En los miocitos, existen dos transportadores de glucosa, Glut 1 y Glut 4. Se considera a las proteínas Glut 1 los transportadores basales de la glucosa, porque su presencia en la membrana celular no varía. En otras palabras, las células musculares poseen un número determinado de proteínas Glut 1 en la membrana celular para transportar glucosa. Sin embargo, los transportadores Glut 4 se desplazan a la superficie de la célula en respuesta a la insulina o a la contracción muscular inducida por la actividad física (figura 22-8). Así, el ejercicio físico aumenta el número de proteínas Glut 4 en la membrana celular y, por consiguiente, la sensibilidad a la insulina, ya que es translocado hacia la membrana de la célula muscular, sin intervención de la insulina. Una simple caminata permite la entrada de 100 g de glucosa/hora a los músculos; mientras que el ejercicio intenso permite la entrada, como máximo, de 200 g de glucosa/hora.

AMPK y consumo de glucosa del músculo

La proteína cinasa activada por AMP (AMPK) es una enzima que se activa cuando se produce un cambio en los depósitos energéticos de la célula, debido a mecanismos de contracción. También se ha visto que cuando el músculo se ejercita se activa por hipoxia. Su papel crucial en el consumo de glucosa se ha demostrado fisiológica y farmacológicamente. Este mecanismo, observado in vitro, se presenta de manera independiente de los mecanismos inducidos por la insulina. En la medida que AMPK activa el consumo de glucosa en el músculo, los niveles de glucosa sanguínea descienden. La magnitud de este fenómeno es dependiente del contenido de glucógeno muscular, del grado de entrenamiento del músculo y del tipo de fibras musculares que lo componen. Otro fenómeno implicado en el consumo de glucosa por AMPK es la acción de ésta sobre la sensibilidad del receptor de insulina, asociada a la disminución de triglicéridos (TG) intracelulares. Dichos TG entorpecen la señalización de insulina y junto con la disminución de Malonil CoA están implicados en la patogenia de la RI.

El AMPK también estimula la translocación de los transportadores de glucosa, Glut 4. La presencia de óxido nítrico estimula el AMPK, y éste, a su vez, el metabolismo de glucosa.

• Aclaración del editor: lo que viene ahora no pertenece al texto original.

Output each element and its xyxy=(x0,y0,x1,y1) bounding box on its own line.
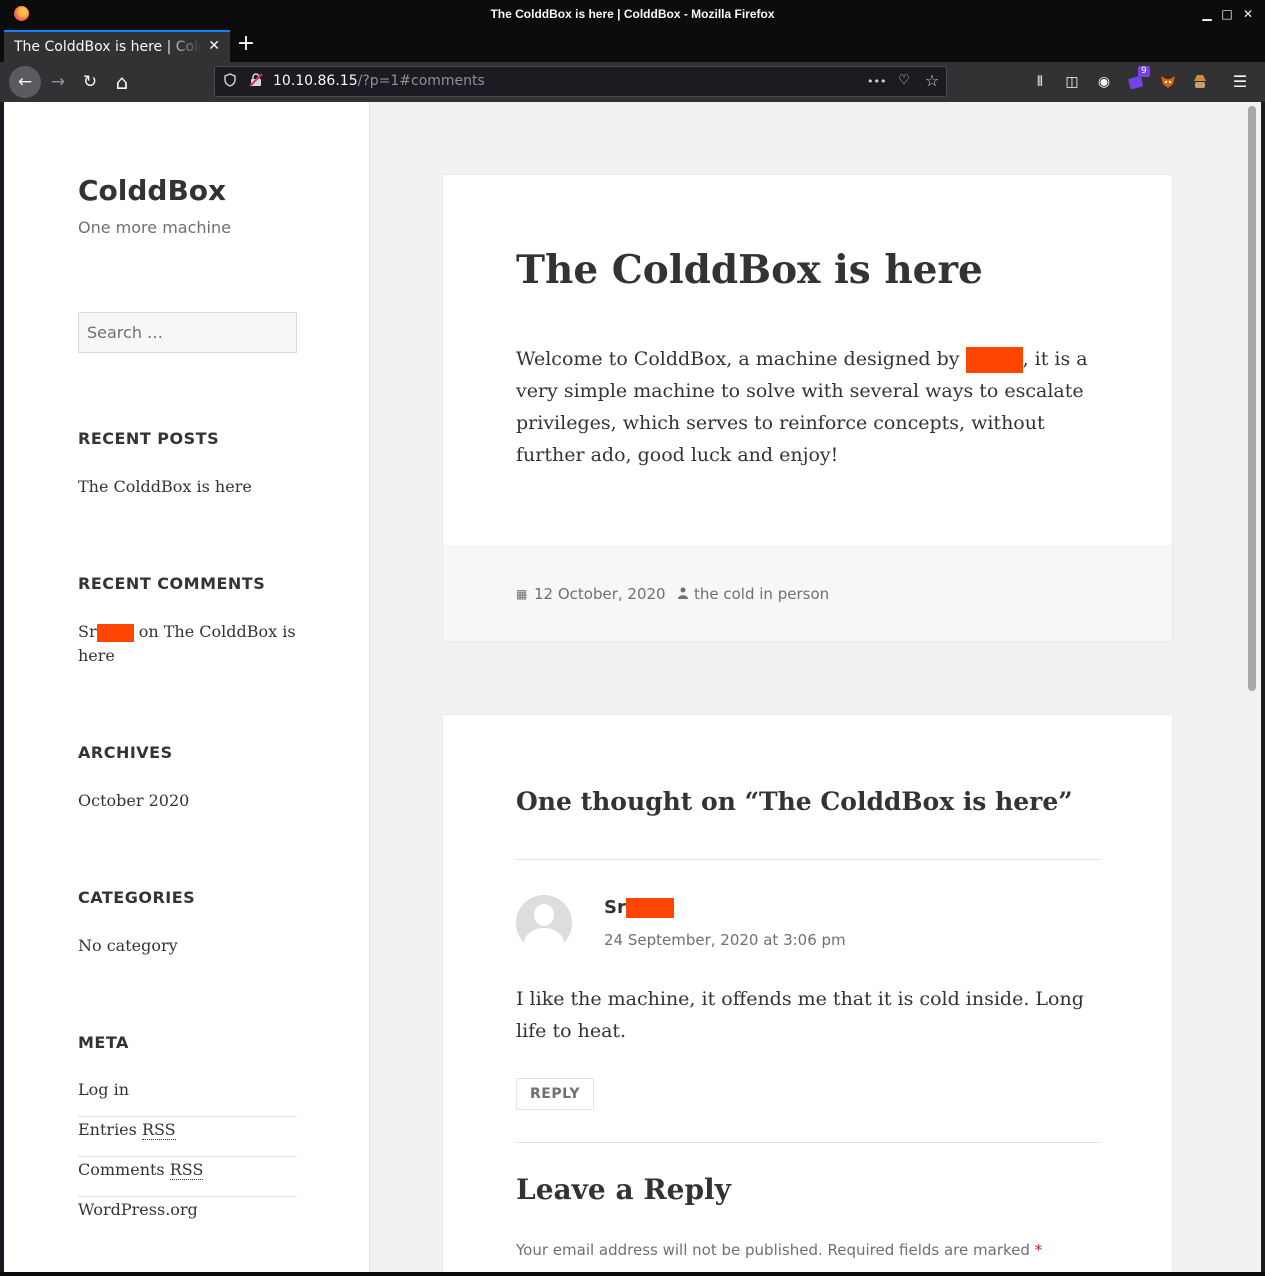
site-description: One more machine xyxy=(78,218,231,237)
reply-button[interactable]: REPLY xyxy=(516,1078,594,1110)
redaction-box xyxy=(625,898,674,918)
divider xyxy=(516,859,1100,860)
recent-comments-title: RECENT COMMENTS xyxy=(78,574,266,593)
meta-entries-label: Entries xyxy=(78,1120,142,1139)
post-card: The ColddBox is here Welcome to ColddBox… xyxy=(442,174,1173,642)
divider xyxy=(516,1142,1100,1143)
comments-title: One thought on “The ColddBox is here” xyxy=(516,787,1073,816)
rss-abbr: RSS xyxy=(169,1160,204,1180)
home-button[interactable]: ⌂ xyxy=(106,66,138,98)
meta-list: Log in Entries RSS Comments RSS WordPres… xyxy=(78,1077,297,1237)
scrollbar-thumb[interactable] xyxy=(1248,106,1256,691)
avatar-shoulders xyxy=(524,928,564,951)
shield-icon[interactable] xyxy=(221,73,239,91)
forward-button[interactable]: → xyxy=(42,66,74,98)
extension-purple-icon[interactable]: 9 xyxy=(1126,66,1150,92)
extension-badge: 9 xyxy=(1138,66,1150,77)
meta-comments-label: Comments xyxy=(78,1160,170,1179)
site-title[interactable]: ColddBox xyxy=(78,174,226,207)
maximize-button[interactable]: □ xyxy=(1219,6,1235,22)
post-body: Welcome to ColddBox, a machine designed … xyxy=(516,343,1106,471)
redaction-box xyxy=(965,347,1023,373)
comment-notes: Your email address will not be published… xyxy=(516,1241,1042,1259)
page-actions-icon[interactable]: ••• xyxy=(867,75,886,88)
post-body-start: Welcome to ColddBox, a machine designed … xyxy=(516,348,966,370)
comments-card: One thought on “The ColddBox is here” Sr… xyxy=(442,714,1173,1272)
recent-comment-on: on xyxy=(138,622,159,641)
url-bar[interactable]: 10.10.86.15/?p=1#comments ••• ♡ ☆ xyxy=(214,66,947,97)
author-icon xyxy=(678,587,688,602)
calendar-icon: ▦ xyxy=(516,587,528,601)
rss-abbr: RSS xyxy=(141,1120,176,1140)
comment-author: Sr xyxy=(604,897,674,918)
recent-comment-post-link-cont[interactable]: here xyxy=(78,646,115,665)
url-host: 10.10.86.15 xyxy=(273,73,358,89)
meta-title: META xyxy=(78,1033,129,1052)
meta-comments-rss-link[interactable]: Comments RSS xyxy=(78,1157,297,1197)
back-button[interactable]: ← xyxy=(9,66,41,98)
tab-close-icon[interactable]: ✕ xyxy=(208,38,220,54)
category-link[interactable]: No category xyxy=(78,934,178,958)
page-viewport: ColddBox One more machine Search … RECEN… xyxy=(4,102,1245,1272)
pocket-icon[interactable]: ♡ xyxy=(895,73,913,88)
archive-link[interactable]: October 2020 xyxy=(78,789,189,813)
comment-text: I like the machine, it offends me that i… xyxy=(516,988,1084,1042)
required-mark: * xyxy=(1034,1241,1043,1259)
recent-comment-post-link[interactable]: The ColddBox is xyxy=(164,622,296,641)
post-date-link[interactable]: 12 October, 2020 xyxy=(534,585,666,603)
tab-strip: The ColddBox is here | ColddBox ✕ + xyxy=(0,28,1265,62)
meta-login-link[interactable]: Log in xyxy=(78,1077,297,1117)
url-text[interactable]: 10.10.86.15/?p=1#comments xyxy=(273,73,485,89)
comment-notes-text: Your email address will not be published… xyxy=(516,1241,1035,1259)
recent-post-link[interactable]: The ColddBox is here xyxy=(78,475,252,499)
url-path: /?p=1#comments xyxy=(357,73,485,89)
close-window-button[interactable]: ✕ xyxy=(1240,6,1256,22)
meta-entries-rss-link[interactable]: Entries RSS xyxy=(78,1117,297,1157)
account-icon[interactable]: ◉ xyxy=(1094,72,1114,92)
tab-active[interactable]: The ColddBox is here | ColddBox ✕ xyxy=(4,30,230,62)
window-titlebar: The ColddBox is here | ColddBox - Mozill… xyxy=(0,0,1265,28)
window-title: The ColddBox is here | ColddBox - Mozill… xyxy=(490,7,775,21)
hamburger-menu-icon[interactable]: ☰ xyxy=(1230,72,1250,92)
leave-reply-title: Leave a Reply xyxy=(516,1173,731,1206)
post-author-link[interactable]: the cold in person xyxy=(694,585,829,603)
insecure-lock-icon[interactable] xyxy=(247,73,265,91)
recent-comment-item: Sr on The ColddBox is here xyxy=(78,620,297,668)
archives-title: ARCHIVES xyxy=(78,743,173,762)
sidebar: ColddBox One more machine Search … RECEN… xyxy=(4,102,370,1272)
window-border xyxy=(0,1272,1265,1276)
recent-posts-title: RECENT POSTS xyxy=(78,429,220,448)
extension-spy-icon[interactable] xyxy=(1190,72,1210,92)
comment-date-link[interactable]: 24 September, 2020 at 3:06 pm xyxy=(604,931,846,949)
bookmark-star-icon[interactable]: ☆ xyxy=(923,71,941,90)
sidebar-toggle-icon[interactable]: ◫ xyxy=(1062,72,1082,92)
comment-author-prefix: Sr xyxy=(604,897,626,918)
post-footer: ▦ 12 October, 2020 the cold in person xyxy=(443,545,1172,641)
page-scrollbar[interactable] xyxy=(1245,102,1261,1272)
post-title: The ColddBox is here xyxy=(516,247,983,293)
avatar-head xyxy=(534,904,554,926)
minimize-button[interactable]: ▁ xyxy=(1199,6,1215,22)
recent-comment-author[interactable]: Sr xyxy=(78,622,97,641)
reload-button[interactable]: ↻ xyxy=(74,66,106,98)
library-icon[interactable]: ⫴ xyxy=(1030,72,1050,92)
avatar xyxy=(516,895,572,951)
new-tab-button[interactable]: + xyxy=(236,31,256,57)
extension-fox-icon[interactable] xyxy=(1158,72,1178,92)
meta-wordpress-link[interactable]: WordPress.org xyxy=(78,1197,297,1237)
search-input[interactable]: Search … xyxy=(78,312,297,353)
categories-title: CATEGORIES xyxy=(78,888,196,907)
tab-title: The ColddBox is here | ColddBox xyxy=(14,39,202,55)
navigation-toolbar: ← → ↻ ⌂ 10.10.86.15/?p=1#comments ••• ♡ … xyxy=(0,62,1265,102)
redaction-box xyxy=(96,623,134,642)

Señales hacia el transporte de glucosa durante el ejercicio

El ejercicio induce, de manera independiente del mecanismo de la insulina, la incorporación y el consumo de glucosa por parte del músculo. Al parecer, uno de los mecanismos esenciales está mediado por las variaciones en las concentraciones del Ca²⁺ por medio de la activación de la PKC que involucra al AMPK y otras proteínas que corresponden a la cascada de señales de insulina, como la p38 y la familia de las MAPK.

Durante el consumo de glucosa por parte del músculo, están involucrados los procesos de aumento del aporte de glucosa a la membrana celular, debido al incremento de la capilaridad y perfusión que supone el ejercicio, y seguidamente por una mayor capacidad de transporte de la membrana obtenida por la vía de translocación de los Glut 4 y por los microtúbulos que los trasladan desde el espacio intracelular a la membrana. En la contracción repetida del músculo se incorporan diacilgliceroles, que inhiben la cascada de señales de insulina y, por lo tanto, funcionan como proteínas moderadoras de la entrada de glucosa al citoplasma celular.

Aspectos ligados al entrenamiento físico

El entrenamiento físico incrementa la posibilidad de metabolizar u oxidar ácidos grasos, gracias al aumento de la capilaridad que posee el tejido muscular entrenado. Éste es capaz de modificar el umbral oxidativo y, ante una misma carga, el músculo entrenado puede cambiar la proporción oxidativa de grasas y glucógeno. Por otro lado, se ha observado que el exceso de glucosa plasmática, acompañado de elevaciones de insulina, inhibe la oxidación de ácidos grasos en el músculo. Este efecto no sucede a la inversa, es decir, ante un aumento de ácidos grasos circulantes no aumenta la capacidad oxidativa de grasas por parte del músculo durante el ejercicio. Esto es muy importante ante los diferentes estados fisiopatológicos relacionados con la RI.